His brown eyes were perplexed, confused by the sound, by my voice. I was just as confused. He lowered his stare to my lips and stepped in. “Say it again,” he begged.

“You promised.” I moved closer to him, unable to hide my trembling body. My stare fell to the ground before I looked up. “You promised me you’d be my anchor, and I always promised myself to be yours if you ever needed me. I’m here because of the promises we made, but right now I don’t even know who you are,” I whispered. “The boy I knew wouldn’t yell at me. Never. The boy I knew wouldn’t beat himself down so much.”

“Maggie.”

“Brooks.”

His eyes shut tight at the sound of me saying his name. “Again?” he asked.

“Brooks,” I murmured.

When he opened his eyes, I was closer. My fingers landed against his chest. “Brooks…please, don’t do this. Don’t keep pushing me away. I want to help you, but you keep punching me each day with your anger, your hurt, and I can’t take anymore. I can’t keep being your punching bag. Don’t do this to yourself,” I begged. “Don’t make yourself drown. It’s too much, and I should know. I’ve been drowning for years. You’re sitting here killing yourself each second, as if you were alone, but you’re not.” I took his hands and placed them against my chest. “I’m here. I’m here for you, but you gotta stop punching me with your words. You gotta stop acting like I’m the enemy in all of this.”

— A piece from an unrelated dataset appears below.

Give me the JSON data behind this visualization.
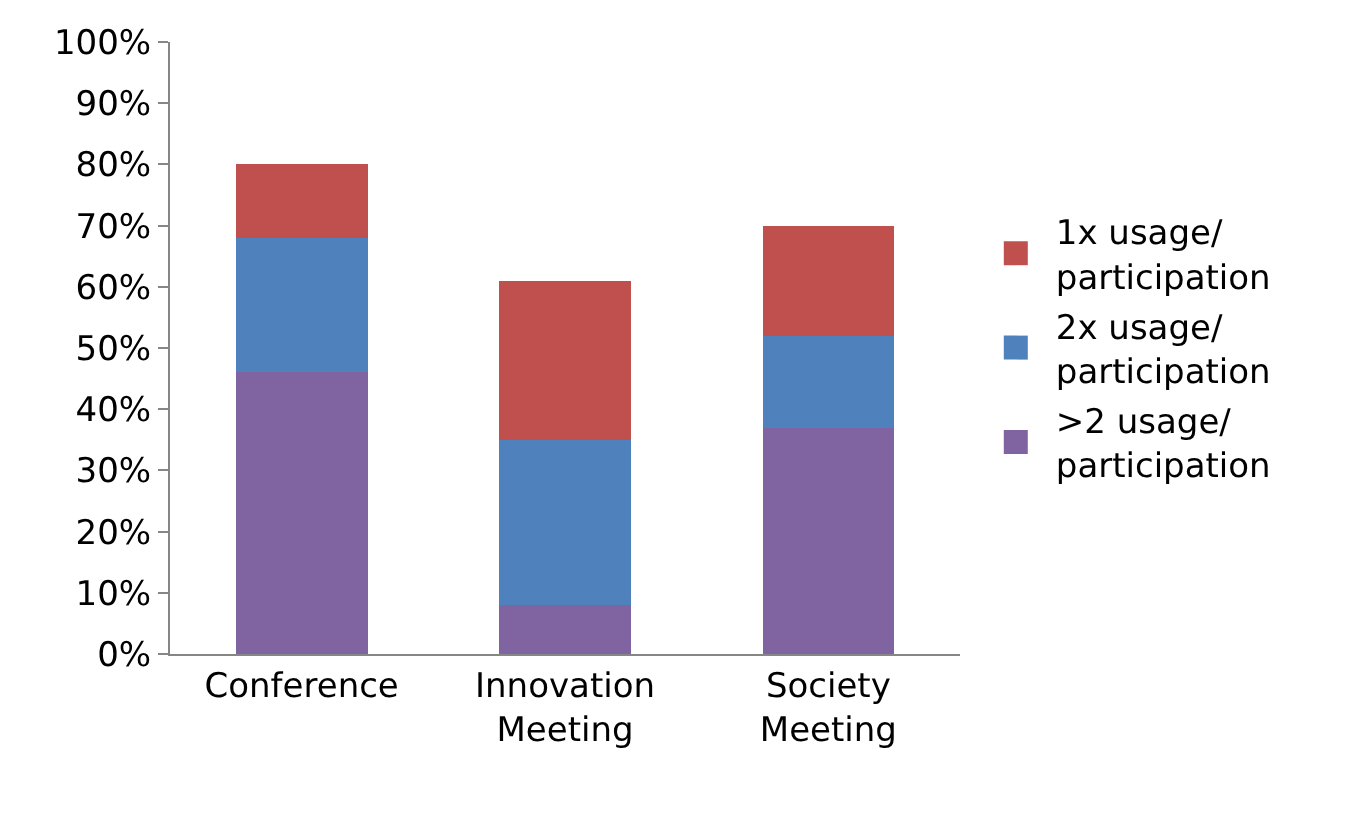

I dropped his hands, and he kept staring, stunned by my voice perhaps? Or maybe by the words my mouth produced.

“It’s going to be hard. It’s going to be really hard. I’m not backing down, but you don’t get to treat me like that, Brooks. You don’t get to become something you’re not. You’re not a monster. You’re the complete opposite of a monster. You’re gentle, and kind, and funny, and my best friend. You know this. So, I’m not leaving here until you find it again,” I said.

“Find what?”

I placed my hands against his chest, and gave him a gentle kiss on his cheek as I whispered. “Your voice.”

You promised.

Her voice. Her first words in years, and they were directed toward me due to her frustration. The truth behind those words kept me up all night. Along with the sound of her voice. I hated the fact that her voice came out when she was angered and hurting. I hated how I was the one who pulled her to that level.

What had I become?

“Maggie,” I whispered around five in the morning. I tapped her shoulder slightly as she lay asleep in bed. “Maggie, wake up.”

She stirred for a moment, before yawning and rubbing the sleep from her eyes. She raised an eyebrow, puzzled.

“I know it’s early, but can I show you something?”

She nodded, and I wondered if I’d imagined her sounds earlier that night. She climbed out of bed, and I led her to the back of the cabin, down the dock, where I sat down. She joined me, sitting beside me.

Tilting her head, she narrowed her eyes at me, confused.

“Number sixty-seven on your to-do list. Watch a sunrise or sunset over the water.”

A small sigh escaped her lips, and she looked up at the dark sky that was slowly beginning to wake.

“You toss and turn in your sleep at night,” she said.

“Yeah. I know.”

“Do you wake in sweats, too? Sometimes does it feel like you’re drowning in the water and even though you know it’s not really happening, it feels like you’re there again?”